In the previous episode, Barry and Team Flash attempted to cope with Barry losing his speed. While “Back To Normal” was quite unsuccessful, “Rupture,” on the other hand, delivered beautifully on drama and Zoom’s continuous presence.

Warning: Spoilers ahead.

Typically, it’s hard for The Flash to do dark episodes. They tend to come across as boring and out of character. However, “Rupture” proved that the series is able to successfully create dark episodes.

Throughout season two, there have been major issues with Zoom. Thankfully, “Rupture” brought back Zoom’s ruthlessness that made him so formidable. Hearing about Zoom’s ruthlessness via Wells – killing cops on Earth-2 – was not effective. It felt like a rehash of old material. Hearing and not seeing Zoom do something horrible. But, The Flash finally capitalized on this and had Zoom massacre a dozen police officers in one second. Just like watching Zoom break Barry’s back, it was intense.
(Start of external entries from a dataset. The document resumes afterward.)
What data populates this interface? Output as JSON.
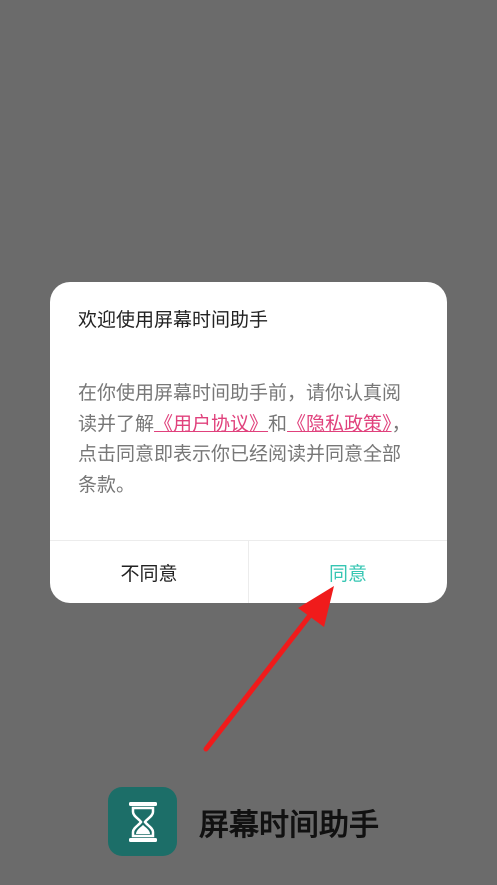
{
  "dialog": {
    "title": "欢迎使用屏幕时间助手",
    "body": {
      "text_before": "在你使用屏幕时间助手前，请你认真阅读并了解",
      "user_agreement_link": "《用户协议》",
      "text_and": "和",
      "privacy_policy_link": "《隐私政策》",
      "text_after": "，点击同意即表示你已经阅读并同意全部条款。"
    },
    "buttons": {
      "disagree": "不同意",
      "agree": "同意"
    }
  },
  "app": {
    "name": "屏幕时间助手",
    "icon": "hourglass-icon"
  },
  "colors": {
    "overlay": "#6b6b6b",
    "link": "#e0417c",
    "accent": "#36c6b3",
    "app_icon_bg": "#1c6e68",
    "annotation_arrow": "#f01b1b"
  }
}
That’s what I’ve been wanting from Zoom. Not just the violence, but the heartlessness of doing whatever he wants to whomever he wants. At the beginning of the season, he was billed as this merciless figure who would do anything to get what he wanted. Besides breaking Barry’s back, he hasn’t done anything to really warrant fear from the audience. “Rupture” brought him back to being the terrifying Big Bad.

Cisco’s brother, who I completely forgot existed, returned for the episode. His Earth-2 counterpart was actually really fun and intimidating. Even though he didn’t have a true superpower, he did have an awesome weapon – a scythe – and a nice costume. I wish he had stuck around longer; he could’ve been a perfect sidekick for Zoom. Let’s be honest though, Zoom doesn’t really need a sidekick. He’s doing the whole villain thing pretty well by himself.
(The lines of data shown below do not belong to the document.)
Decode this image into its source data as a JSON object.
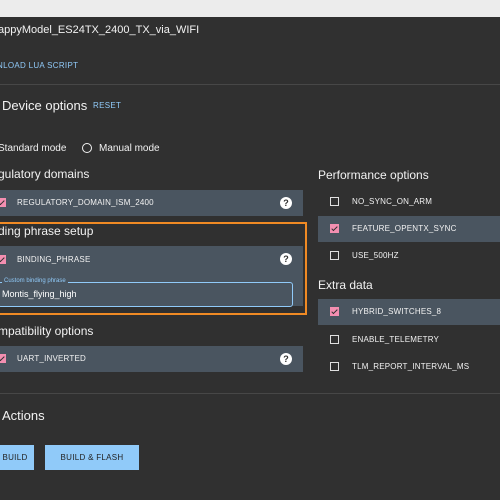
{
  "target": {
    "title": "appyModel_ES24TX_2400_TX_via_WIFI",
    "download_link": "NLOAD LUA SCRIPT"
  },
  "device_options": {
    "heading": "Device options",
    "reset_label": "RESET",
    "modes": [
      {
        "label": "Standard mode",
        "selected": true
      },
      {
        "label": "Manual mode",
        "selected": false
      }
    ]
  },
  "regulatory": {
    "heading": "gulatory domains",
    "item": {
      "label": "REGULATORY_DOMAIN_ISM_2400",
      "checked": true
    }
  },
  "binding": {
    "heading": "ding phrase setup",
    "item": {
      "label": "BINDING_PHRASE",
      "checked": true
    },
    "field_label": "Custom binding phrase",
    "field_value": "Montis_flying_high"
  },
  "compatibility": {
    "heading": "mpatibility options",
    "item": {
      "label": "UART_INVERTED",
      "checked": true
    }
  },
  "performance": {
    "heading": "Performance options",
    "items": [
      {
        "label": "NO_SYNC_ON_ARM",
        "checked": false
      },
      {
        "label": "FEATURE_OPENTX_SYNC",
        "checked": true
      },
      {
        "label": "USE_500HZ",
        "checked": false
      }
    ]
  },
  "extra": {
    "heading": "Extra data",
    "items": [
      {
        "label": "HYBRID_SWITCHES_8",
        "checked": true
      },
      {
        "label": "ENABLE_TELEMETRY",
        "checked": false
      },
      {
        "label": "TLM_REPORT_INTERVAL_MS",
        "checked": false
      }
    ]
  },
  "actions": {
    "heading": "Actions",
    "build_label": "BUILD",
    "build_flash_label": "BUILD & FLASH"
  },
  "colors": {
    "background": "#303030",
    "accent": "#90caf9",
    "checkbox_checked": "#f48fb1",
    "option_bar": "#4a5560",
    "highlight_frame": "#f08a24"
  }
}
The hologram Flash was a brilliant idea. I wish they had used the hologram idea in “Back To Normal.” Especially since the hologram was operated by Cisco, I would’ve liked to see him step into the hero role a bit longer.
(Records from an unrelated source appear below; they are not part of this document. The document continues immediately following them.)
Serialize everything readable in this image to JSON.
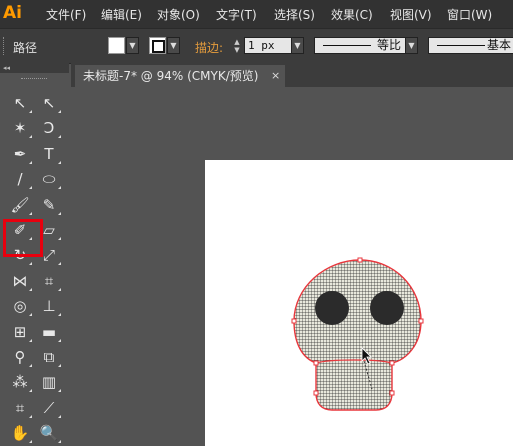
{
  "app": {
    "logo": "Ai"
  },
  "menu": [
    "文件(F)",
    "编辑(E)",
    "对象(O)",
    "文字(T)",
    "选择(S)",
    "效果(C)",
    "视图(V)",
    "窗口(W)"
  ],
  "control_bar": {
    "selection_label": "路径",
    "stroke_label": "描边:",
    "stroke_width": "1 px",
    "stroke_profile": "等比",
    "brush_profile": "基本"
  },
  "toolbar": {
    "collapse": "◂◂",
    "tools": [
      {
        "name": "selection-tool",
        "glyph": "↖"
      },
      {
        "name": "direct-selection-tool",
        "glyph": "↖"
      },
      {
        "name": "magic-wand-tool",
        "glyph": "✶"
      },
      {
        "name": "lasso-tool",
        "glyph": "Ↄ"
      },
      {
        "name": "pen-tool",
        "glyph": "✒"
      },
      {
        "name": "type-tool",
        "glyph": "T"
      },
      {
        "name": "line-segment-tool",
        "glyph": "/"
      },
      {
        "name": "ellipse-tool",
        "glyph": "⬭"
      },
      {
        "name": "paintbrush-tool",
        "glyph": "🖌"
      },
      {
        "name": "pencil-tool",
        "glyph": "✎"
      },
      {
        "name": "blob-brush-tool",
        "glyph": "✐"
      },
      {
        "name": "eraser-tool",
        "glyph": "▱"
      },
      {
        "name": "rotate-tool",
        "glyph": "↻"
      },
      {
        "name": "scale-tool",
        "glyph": "⤢"
      },
      {
        "name": "width-tool",
        "glyph": "⋈"
      },
      {
        "name": "free-transform-tool",
        "glyph": "⌗"
      },
      {
        "name": "shape-builder-tool",
        "glyph": "◎"
      },
      {
        "name": "perspective-grid-tool",
        "glyph": "⊥"
      },
      {
        "name": "mesh-tool",
        "glyph": "⊞"
      },
      {
        "name": "gradient-tool",
        "glyph": "▬"
      },
      {
        "name": "eyedropper-tool",
        "glyph": "⚲"
      },
      {
        "name": "blend-tool",
        "glyph": "⧉"
      },
      {
        "name": "symbol-sprayer-tool",
        "glyph": "⁂"
      },
      {
        "name": "column-graph-tool",
        "glyph": "▥"
      },
      {
        "name": "artboard-tool",
        "glyph": "⌗"
      },
      {
        "name": "slice-tool",
        "glyph": "⟋"
      },
      {
        "name": "hand-tool",
        "glyph": "✋"
      },
      {
        "name": "zoom-tool",
        "glyph": "🔍"
      }
    ]
  },
  "document": {
    "tab_title": "未标题-7* @ 94% (CMYK/预览)",
    "close": "×"
  },
  "colors": {
    "selection": "#e8363c",
    "highlight": "#e8000e",
    "fill": "#ffffff"
  }
}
After a short absence, John Wesley Shipp finally returned as Barry’s dad. He was so underutilized during the episode. When you have him guest starring, you have to give him more to do. The scene between Barry’s three father figures was in theory a good idea, but having two of them argue about Barry’s decision fell flat. There was a nice little tidbit about Barry’s grandmother having the maiden name of Garrick. Hmm. I’d bet The Flash will be exploring that at some point.

Visually, having the charred Flash suit was striking. But to make the audience to think that he’s actually dead is shortsighted. Just like on Arrow, there’s no way they are killing their title character. The audience isn’t that naive. Really, the idea of recreating the particle accelerator explosion was a horrible one in the first place. I wish they had thought of a better way to try and get his powers back. The only aspect of the explosion that had any merit was possibly making Jessie and Wally speedsters. Now, the question becomes will both of them become their true comic book counterpart?

Rating: 4.5 out of 5 stars


    One Comment

  1. xGatackxMay 6th, 2016 at 5:12 pm

    I just watched the Flashpoint paradox and they did a similar thing to get Barry his powers back, so this part of the episode kindof did make sense to me.

    But I agree, I don’t think they should’ve tried to make the audience think he was dead. Somewhat pointless but I think they’re using it to buy more time with other little things and while they setup his return or something, or trying to make it that much more “surprising.”